Posted: May 18, 2023 at 12:55 am

(Dr. Vishal Sikka, CEO and Founder, Vianai)

Dr. Vishal Sikka is no stranger to AI. He might be the founder and CEO of a trending AI startup (Vianai), but he's been at the AI game a long time. I often met with Sikka when he was CTO of SAP; even back then he would extol the potential of enterprise AI - outside of any frenzied hype cycle.

So, during our recent video call, I asked Sikka: surely he must have conflicting emotions? Something Sikka has worked on for so long is now a hyped-drenched tech bandwagon, full of opportunists and techno-gimmickry. "Mixed emotions," admits Sikka. He remembers the roots of all this:

It's different emotions every day. It's like a barrage. I started in AI with natural language and NLU - Natural Language Understanding - was the phrase we used back then. I was 17. I started working on some basic techniques of natural language understanding. I had an idea that I wrote to a professor at MIT about; I was still in India at that time. That was Marvin Minsky, who was one of the fathers of AI. I got a chance to hang out with him when I was still an undergraduate student.
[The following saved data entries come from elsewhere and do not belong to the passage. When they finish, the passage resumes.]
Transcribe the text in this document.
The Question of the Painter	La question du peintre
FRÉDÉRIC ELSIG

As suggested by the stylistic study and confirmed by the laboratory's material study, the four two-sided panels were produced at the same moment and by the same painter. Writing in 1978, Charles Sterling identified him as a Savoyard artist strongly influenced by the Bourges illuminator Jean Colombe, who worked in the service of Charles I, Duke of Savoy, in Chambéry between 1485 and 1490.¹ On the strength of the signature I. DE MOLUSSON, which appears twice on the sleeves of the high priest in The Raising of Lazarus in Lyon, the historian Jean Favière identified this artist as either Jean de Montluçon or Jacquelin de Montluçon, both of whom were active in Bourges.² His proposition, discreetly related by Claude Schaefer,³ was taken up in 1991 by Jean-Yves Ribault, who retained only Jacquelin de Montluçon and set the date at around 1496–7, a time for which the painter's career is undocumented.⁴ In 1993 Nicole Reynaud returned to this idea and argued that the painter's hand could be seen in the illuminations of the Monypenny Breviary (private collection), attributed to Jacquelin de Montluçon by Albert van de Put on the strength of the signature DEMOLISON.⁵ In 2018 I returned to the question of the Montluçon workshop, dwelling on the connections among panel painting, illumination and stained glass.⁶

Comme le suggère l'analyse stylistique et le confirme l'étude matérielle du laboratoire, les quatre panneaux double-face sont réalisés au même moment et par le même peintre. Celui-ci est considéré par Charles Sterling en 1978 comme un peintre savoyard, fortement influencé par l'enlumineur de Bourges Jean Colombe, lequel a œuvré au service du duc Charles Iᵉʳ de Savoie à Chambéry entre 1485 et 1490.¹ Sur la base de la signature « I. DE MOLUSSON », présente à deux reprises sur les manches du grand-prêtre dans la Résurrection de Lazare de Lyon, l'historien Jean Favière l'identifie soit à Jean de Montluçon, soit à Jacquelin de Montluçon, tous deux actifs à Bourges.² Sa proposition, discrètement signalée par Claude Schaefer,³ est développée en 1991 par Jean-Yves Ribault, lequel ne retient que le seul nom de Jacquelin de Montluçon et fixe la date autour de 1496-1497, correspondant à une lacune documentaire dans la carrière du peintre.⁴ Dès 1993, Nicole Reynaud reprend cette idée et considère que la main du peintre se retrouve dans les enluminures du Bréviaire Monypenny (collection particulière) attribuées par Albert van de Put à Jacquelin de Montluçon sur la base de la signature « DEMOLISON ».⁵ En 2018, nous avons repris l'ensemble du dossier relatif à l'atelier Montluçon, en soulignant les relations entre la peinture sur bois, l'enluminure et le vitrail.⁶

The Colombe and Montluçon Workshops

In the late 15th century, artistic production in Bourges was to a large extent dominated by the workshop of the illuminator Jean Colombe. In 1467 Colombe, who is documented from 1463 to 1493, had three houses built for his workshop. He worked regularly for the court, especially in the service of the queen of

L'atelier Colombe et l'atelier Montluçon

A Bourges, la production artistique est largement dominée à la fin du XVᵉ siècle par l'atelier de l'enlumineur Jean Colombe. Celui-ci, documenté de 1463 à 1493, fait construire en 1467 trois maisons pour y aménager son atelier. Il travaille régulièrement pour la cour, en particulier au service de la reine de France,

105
He wrote my recommendation letter for my admission to Stanford for my PhD.

Fast forward to today: AI suddenly has massive technical (and cultural) momentum. Sikka found himself signing on to an important, controversial - and, I would argue, widely misunderstood letter warning of the dangers of AI, and urging that infamous pause. No, not a pause in AI innovation, but a pause in Large Language Model (LLM) expansion. As Sikka told me:

I'm one of the signers of that letter. Stuart Russell was one of my academic siblings. We have the same PhD advisor; he was one of the main authors. He asked me to sign it. We were not advocating stopping AI research. This is critically important. We were talking about putting a pause on models bigger than GPT4 for six months, so that people who regulate have an opportunity to catch up to what is going on. The risks of the AI today are, to me, very worrisome.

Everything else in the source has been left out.